Gompf Family Professorship in Chemistry
Zanvyl Krieger School of Arts and Sciences
Chemistry
Established in 2016
Held by Rigoberto Hernandez
RIGOBERTO HERNANDEZ is the Gompf Family Professor in the Department of Chemistry at the Johns Hopkins University and remains as the director of the Open Chemistry Collaborative in Diversity Equity (OXIDE), a position he has held since 2011. Before coming to Johns Hopkins, he was a professor in the School of Chemistry and Biochemistry at Georgia Tech, and co-director and co-founder of the Center for Computational Molecular Science and Technology. He holds a bachelor’s degree in chemical engineering and mathematics from Princeton University, and a PhD in chemistry from the University of California, Berkeley.
Dr. Hernandez is the recipient of a National Science Foundation CAREER Award, a Research Corporation Cottrell Scholar Award, the Alfred P. Sloan Fellow Award, a Humboldt Research Fellowship, the ACS Award for Encouraging Disadvantaged Students into Careers in the Chemical Sciences, the CCR Diversity Award, and the RCSA Transformative Research and Exceptional Education Award. He is a fellow of the American Association for the Advancement of Science, the American Chemical Society, and the American Physical Society. At Georgia Tech, Dr. Hernandez served as the first Blanchard Assistant Professor of Chemistry, the first Goizueta Foundation Junior Rotating Faculty Chair, and a Vasser Woolley Faculty Fellow. His recent board memberships include the National Academies Panel within the Army Research Laboratory Technical Assessment Board, the National Academies Board on Chemical Sciences and Technology, the Telluride Summer Research Conference Board of Directors, the NIH Study Section on Molecular Structure and Function B, the Research Corporation Cottrell Scholars Advisory Committee, (Chair), the DOE Committee of Visitors (Division of Chemical Sciences, Geosciences and Bio-sciences), and the American Chemical Society Board of Directors.

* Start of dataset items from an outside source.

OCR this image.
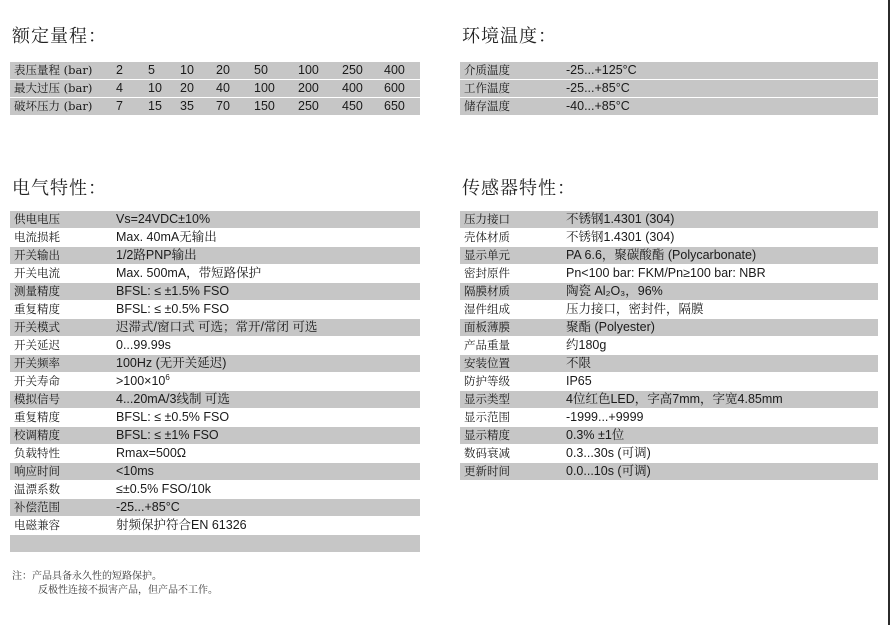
额定量程：
表压量程 (bar)	2	5	10	20	50	100	250	400
最大过压 (bar)	4	10	20	40	100	200	400	600
破坏压力 (bar)	7	15	35	70	150	250	450	650
环境温度：
介质温度	-25...+125°C
工作温度	-25...+85°C
储存温度	-40...+85°C
电气特性：
供电电压	Vs=24VDC±10%
电流损耗	Max. 40mA无输出
开关输出	1/2路PNP输出
开关电流	Max. 500mA，带短路保护
测量精度	BFSL: ≤ ±1.5% FSO
重复精度	BFSL: ≤ ±0.5% FSO
开关模式	迟滞式/窗口式 可选；常开/常闭 可选
开关延迟	0...99.99s
开关频率	100Hz (无开关延迟)
开关寿命	$>100\times 10^6$
模拟信号	4...20mA/3线制 可选
重复精度	BFSL: ≤ ±0.5% FSO
校调精度	BFSL: ≤ ±1% FSO
负载特性	Rmax=500Ω
响应时间	<10ms
温漂系数	≤±0.5% FSO/10k
补偿范围	-25...+85°C
电磁兼容	射频保护符合EN 61326

传感器特性：
压力接口	不锈钢1.4301 (304)
壳体材质	不锈钢1.4301 (304)
显示单元	PA 6.6，聚碳酸酯 (Polycarbonate)
密封原件	Pn<100 bar: FKM/Pn≥100 bar: NBR
隔膜材质	陶瓷 Al₂O₃，96%
湿件组成	压力接口，密封件，隔膜
面板薄膜	聚酯 (Polyester)
产品重量	约180g
安装位置	不限
防护等级	IP65
显示类型	4位红色LED，字高7mm，字宽4.85mm
显示范围	-1999...+9999
显示精度	0.3% ±1位
数码衰减	0.3...30s (可调)
更新时间	0.0...10s (可调)
注：产品具备永久性的短路保护。
反极性连接不损害产品，但产品不工作。
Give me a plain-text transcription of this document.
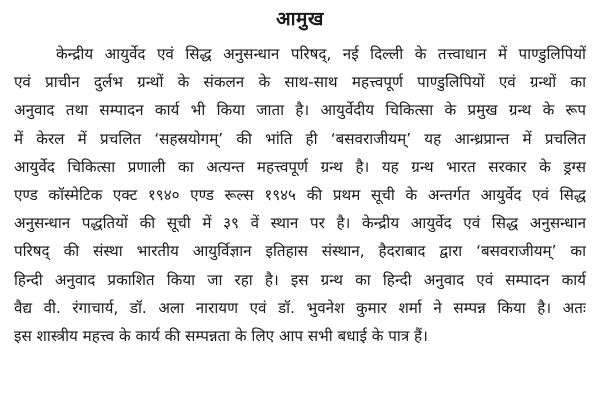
आमुख
केन्द्रीय आयुर्वेद एवं सिद्ध अनुसन्धान परिषद्, नई दिल्ली के तत्त्वाधान में पाण्डुलिपियों
एवं प्राचीन दुर्लभ ग्रन्थों के संकलन के साथ-साथ महत्त्वपूर्ण पाण्डुलिपियों एवं ग्रन्थों का
अनुवाद तथा सम्पादन कार्य भी किया जाता है। आयुर्वेदीय चिकित्सा के प्रमुख ग्रन्थ के रूप
में केरल में प्रचलित ‘सहस्रयोगम्’ की भांति ही ‘बसवराजीयम्’ यह आन्ध्रप्रान्त में प्रचलित
आयुर्वेद चिकित्सा प्रणाली का अत्यन्त महत्त्वपूर्ण ग्रन्थ है। यह ग्रन्थ भारत सरकार के ड्रग्स
एण्ड कॉस्मेटिक एक्ट १९४० एण्ड रूल्स १९४५ की प्रथम सूची के अन्तर्गत आयुर्वेद एवं सिद्ध
अनुसन्धान पद्धतियों की सूची में ३९ वें स्थान पर है। केन्द्रीय आयुर्वेद एवं सिद्ध अनुसन्धान
परिषद् की संस्था भारतीय आयुर्विज्ञान इतिहास संस्थान, हैदराबाद द्वारा ‘बसवराजीयम्’ का
हिन्दी अनुवाद प्रकाशित किया जा रहा है। इस ग्रन्थ का हिन्दी अनुवाद एवं सम्पादन कार्य
वैद्य वी. रंगाचार्य, डॉ. अला नारायण एवं डॉ. भुवनेश कुमार शर्मा ने सम्पन्न किया है। अतः
इस शास्त्रीय महत्त्व के कार्य की सम्पन्नता के लिए आप सभी बधाई के पात्र हैं।
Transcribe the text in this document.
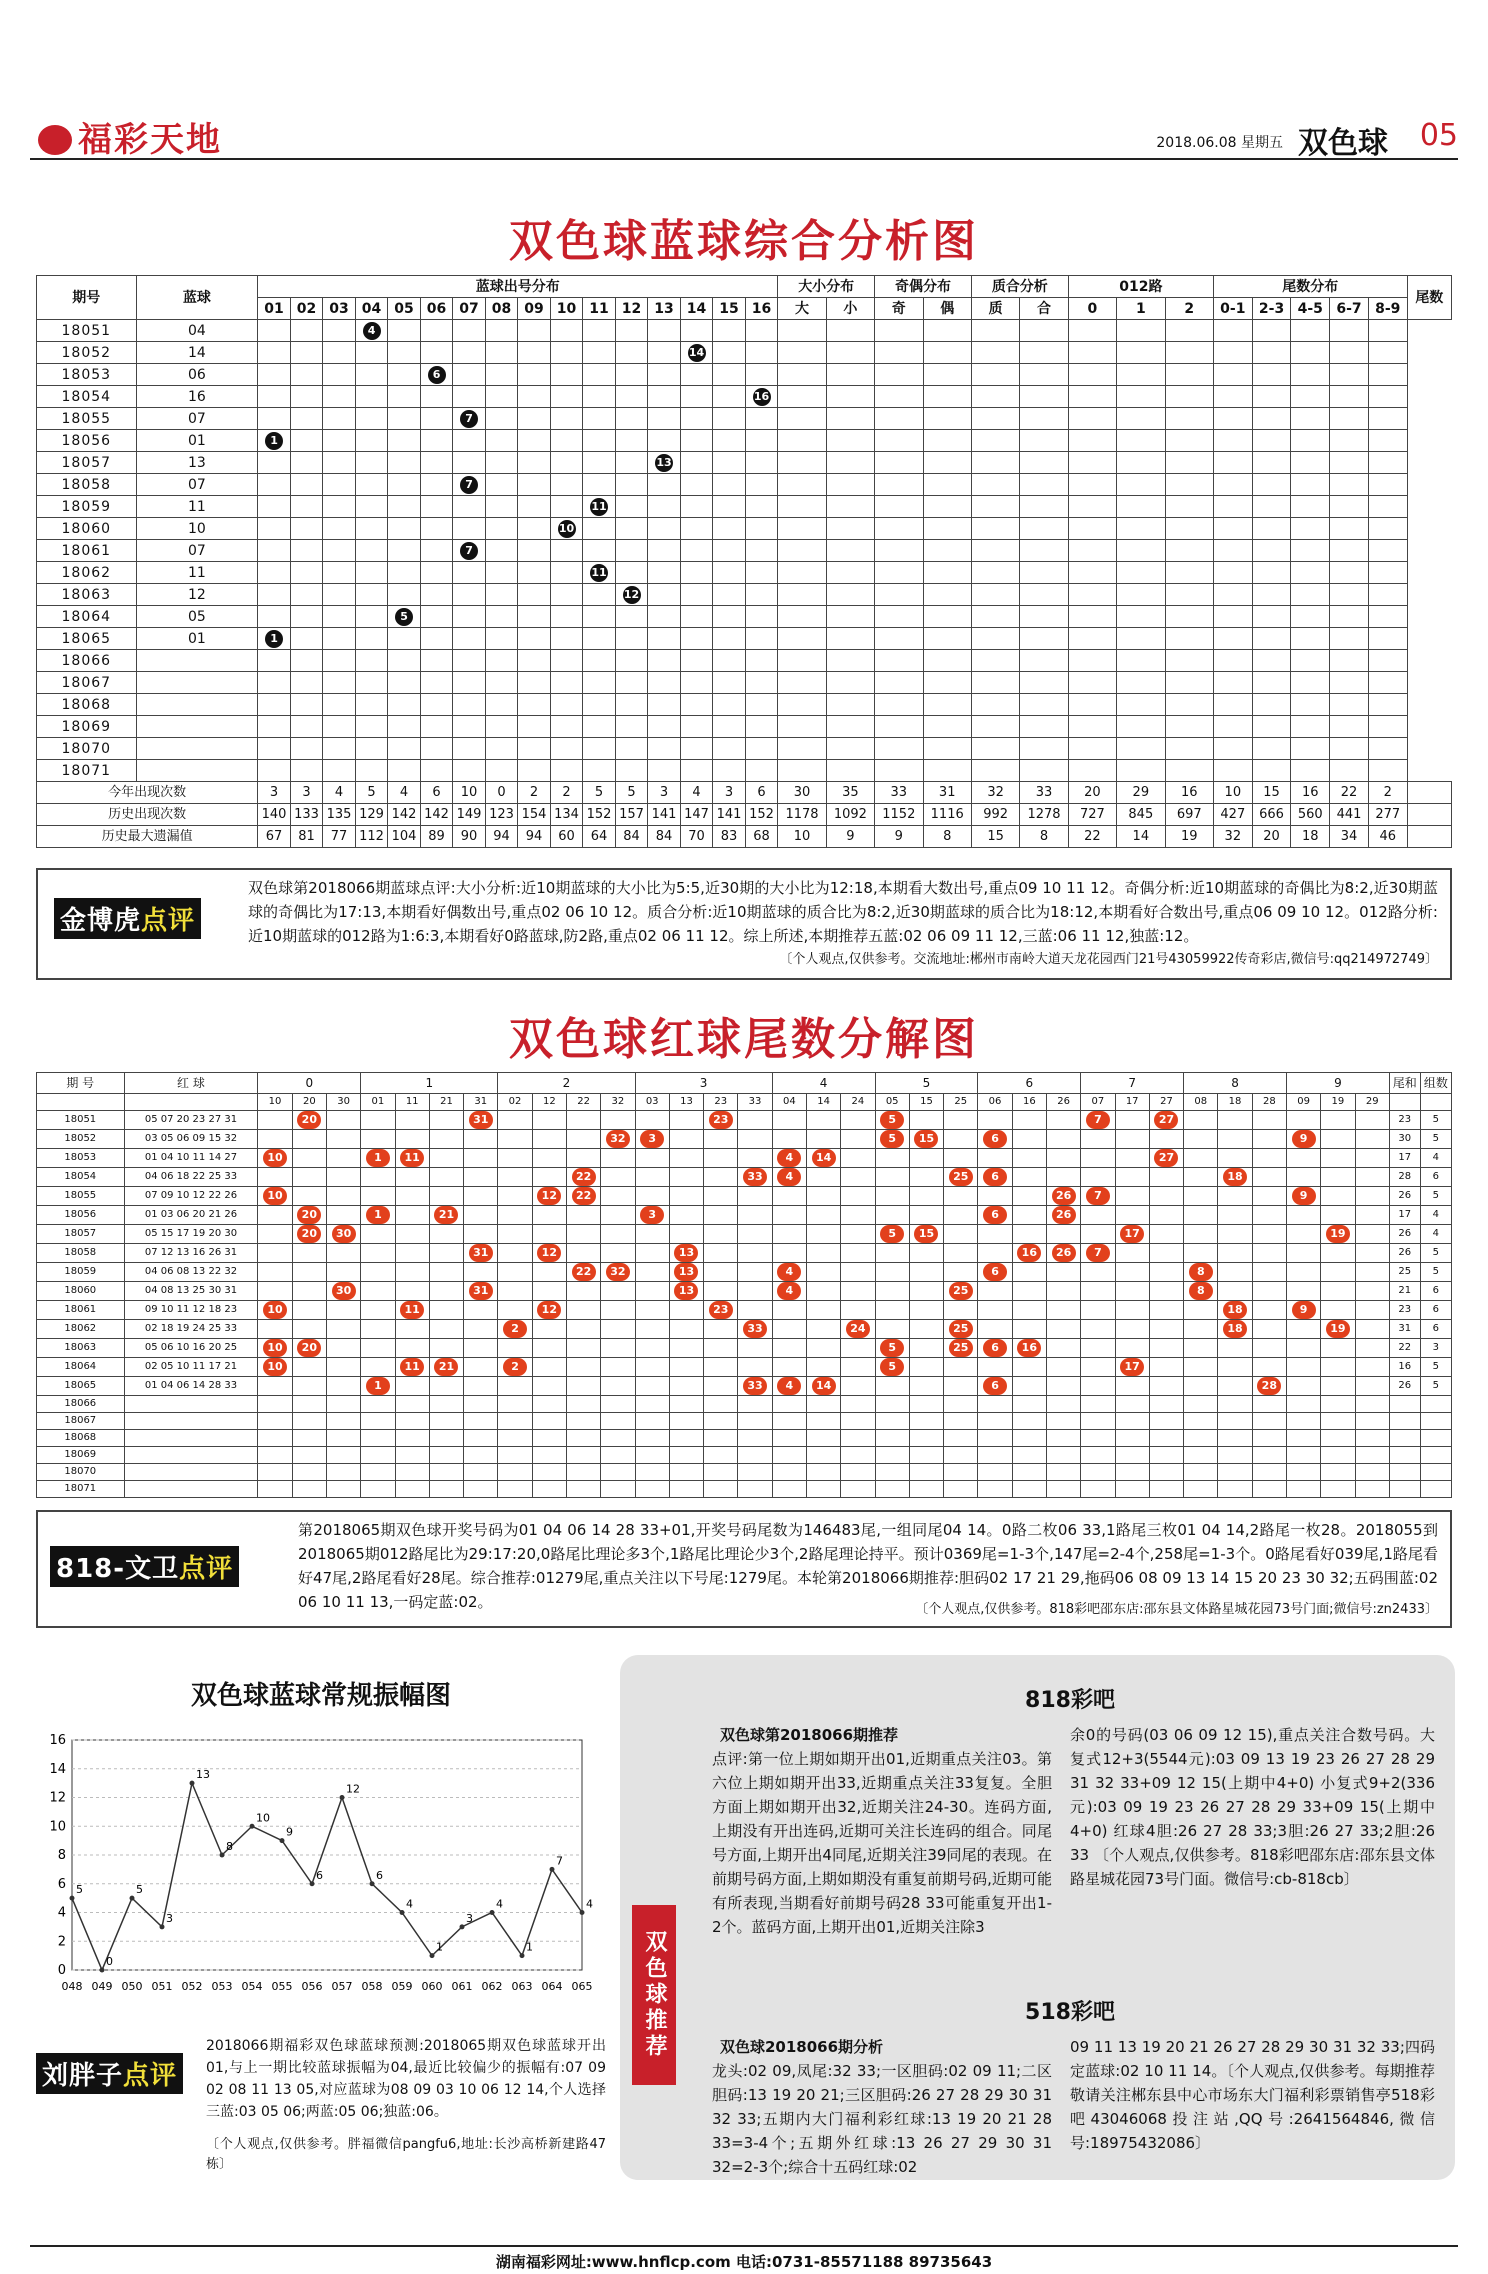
福彩天地	2018.06.08 星期五 双色球 05
双色球蓝球综合分析图
期号	蓝球	蓝球出号分布																大小分布		奇偶分布		质合分析		012路			尾数分布					尾数
		01	02	03	04	05	06	07	08	09	10	11	12	13	14	15	16	大	小	奇	偶	质	合	0	1	2	0-1	2-3	4-5	6-7	8-9	
18051	04				4																											
18052	14														14																	
18053	06						6																									
18054	16																16															
18055	07							7																								
18056	01	1																														
18057	13													13																		
18058	07							7																								
18059	11											11																				
18060	10										10																					
18061	07							7																								
18062	11											11																				
18063	12												12																			
18064	05					5																										
18065	01	1																														
18066																																
18067																																
18068																																
18069																																
18070																																
18071																																
今年出现次数		3	3	4	5	4	6	10	0	2	2	5	5	3	4	3	6	30	35	33	31	32	33	20	29	16	10	15	16	22	2	
历史出现次数		140	133	135	129	142	142	149	123	154	134	152	157	141	147	141	152	1178	1092	1152	1116	992	1278	727	845	697	427	666	560	441	277	
历史最大遗漏值		67	81	77	112	104	89	90	94	94	60	64	84	84	70	83	68	10	9	9	8	15	8	22	14	19	32	20	18	34	46	
金博虎点评
双色球第2018066期蓝球点评:大小分析:近10期蓝球的大小比为5:5,近30期的大小比为12:18,本期看大数出号,重点09 10 11 12。奇偶分析:近10期蓝球的奇偶比为8:2,近30期蓝球的奇偶比为17:13,本期看好偶数出号,重点02 06 10 12。质合分析:近10期蓝球的质合比为8:2,近30期蓝球的质合比为18:12,本期看好合数出号,重点06 09 10 12。012路分析:近10期蓝球的012路为1:6:3,本期看好0路蓝球,防2路,重点02 06 11 12。综上所述,本期推荐五蓝:02 06 09 11 12,三蓝:06 11 12,独蓝:12。
〔个人观点,仅供参考。交流地址:郴州市南岭大道天龙花园西门21号43059922传奇彩店,微信号:qq214972749〕
双色球红球尾数分解图
期 号	红 球	0			1				2				3				4			5			6			7			8			9			尾和	组数
		10	20	30	01	11	21	31	02	12	22	32	03	13	23	33	04	14	24	05	15	25	06	16	26	07	17	27	08	18	28	09	19	29		
18051	05 07 20 23 27 31		20					31							23					5						7		27							23	5
18052	03 05 06 09 15 32											32	3							5	15		6									9			30	5
18053	01 04 10 11 14 27	10			1	11											4	14										27							17	4
18054	04 06 18 22 25 33										22					33	4					25	6							18					28	6
18055	07 09 10 12 22 26	10								12	22														26	7						9			26	5
18056	01 03 06 20 21 26		20		1		21						3										6		26										17	4
18057	05 15 17 19 20 30		20	30																5	15						17						19		26	4
18058	07 12 13 16 26 31							31		12				13										16	26	7									26	5
18059	04 06 08 13 22 32										22	32		13			4						6						8						25	5
18060	04 08 13 25 30 31			30				31						13			4					25							8						21	6
18061	09 10 11 12 18 23	10				11				12					23															18		9			23	6
18062	02 18 19 24 25 33								2							33			24			25								18			19		31	6
18063	05 06 10 16 20 25	10	20																	5		25	6	16											22	3
18064	02 05 10 11 17 21	10				11	21		2											5							17								16	5
18065	01 04 06 14 28 33				1											33	4	14					6								28				26	5
18066																																				
18067																																				
18068																																				
18069																																				
18070																																				
18071																																				
818-文卫点评
第2018065期双色球开奖号码为01 04 06 14 28 33+01,开奖号码尾数为146483尾,一组同尾04 14。0路二枚06 33,1路尾三枚01 04 14,2路尾一枚28。2018055到2018065期012路尾比为29:17:20,0路尾比理论多3个,1路尾比理论少3个,2路尾理论持平。预计0369尾=1-3个,147尾=2-4个,258尾=1-3个。0路尾看好039尾,1路尾看好47尾,2路尾看好28尾。综合推荐:01279尾,重点关注以下号尾:1279尾。本轮第2018066期推荐:胆码02 17 21 29,拖码06 08 09 13 14 15 20 23 30 32;五码围蓝:02 06 10 11 13,一码定蓝:02。	〔个人观点,仅供参考。818彩吧邵东店:邵东县文体路星城花园73号门面;微信号:zn2433〕
双色球蓝球常规振幅图
0
2
4
6
8
10
12
14
16
5
0
5
3
13
8
10
9
6
12
6
4
1
3
4
1
7
4
048 049 050 051 052 053 054 055 056 057 058 059 060 061 062 063 064 065
刘胖子点评
2018066期福彩双色球蓝球预测:2018065期双色球蓝球开出01,与上一期比较蓝球振幅为04,最近比较偏少的振幅有:07 09 02 08 11 13 05,对应蓝球为08 09 03 10 06 12 14,个人选择三蓝:03 05 06;两蓝:05 06;独蓝:06。
〔个人观点,仅供参考。胖福微信pangfu6,地址:长沙高桥新建路47栋〕
双色球推荐
818彩吧
双色球第2018066期推荐
点评:第一位上期如期开出01,近期重点关注03。第六位上期如期开出33,近期重点关注33复复。全胆方面上期如期开出32,近期关注24-30。连码方面,上期没有开出连码,近期可关注长连码的组合。同尾号方面,上期开出4同尾,近期关注39同尾的表现。在前期号码方面,上期如期没有重复前期号码,近期可能有所表现,当期看好前期号码28 33可能重复开出1-2个。蓝码方面,上期开出01,近期关注除3
余0的号码(03 06 09 12 15),重点关注合数号码。大复式12+3(5544元):03 09 13 19 23 26 27 28 29 31 32 33+09 12 15(上期中4+0) 小复式9+2(336元):03 09 19 23 26 27 28 29 33+09 15(上期中4+0) 红球4胆:26 27 28 33;3胆:26 27 33;2胆:26 33 〔个人观点,仅供参考。818彩吧邵东店:邵东县文体路星城花园73号门面。微信号:cb-818cb〕
518彩吧
双色球2018066期分析
龙头:02 09,凤尾:32 33;一区胆码:02 09 11;二区胆码:13 19 20 21;三区胆码:26 27 28 29 30 31 32 33;五期内大门福利彩红球:13 19 20 21 28 33=3-4个;五期外红球:13 26 27 29 30 31 32=2-3个;综合十五码红球:02
09 11 13 19 20 21 26 27 28 29 30 31 32 33;四码定蓝球:02 10 11 14。〔个人观点,仅供参考。每期推荐敬请关注郴东县中心市场东大门福利彩票销售亭518彩吧43046068投注站,QQ号:2641564846,微信号:18975432086〕
湖南福彩网址:www.hnflcp.com 电话:0731-85571188 89735643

Dr. Hernandez’s research area can be broadly classified as the theoretical and computational chemistry of systems far from equilibrium. This includes a focus on microscopic reaction dynamics and their effects on macroscopic chemical reaction rates in arbitrary solvent environments. His current projects involve questions pertaining to the diffusion of mesogens in colloidal suspensions and liquid crystals, the structure and dynamics of assemblies of Janus and other patchy particles, fundamental advances in transition state theory, design principles for sustainable nanotechnologies and the dynamics of protein folding and rearrangement.
Dr.Hernandez’s research programs are currently funded by the National Science Foundation and other agencies. The OXIDE effort is cofunded by the NSF, DOE and NIH.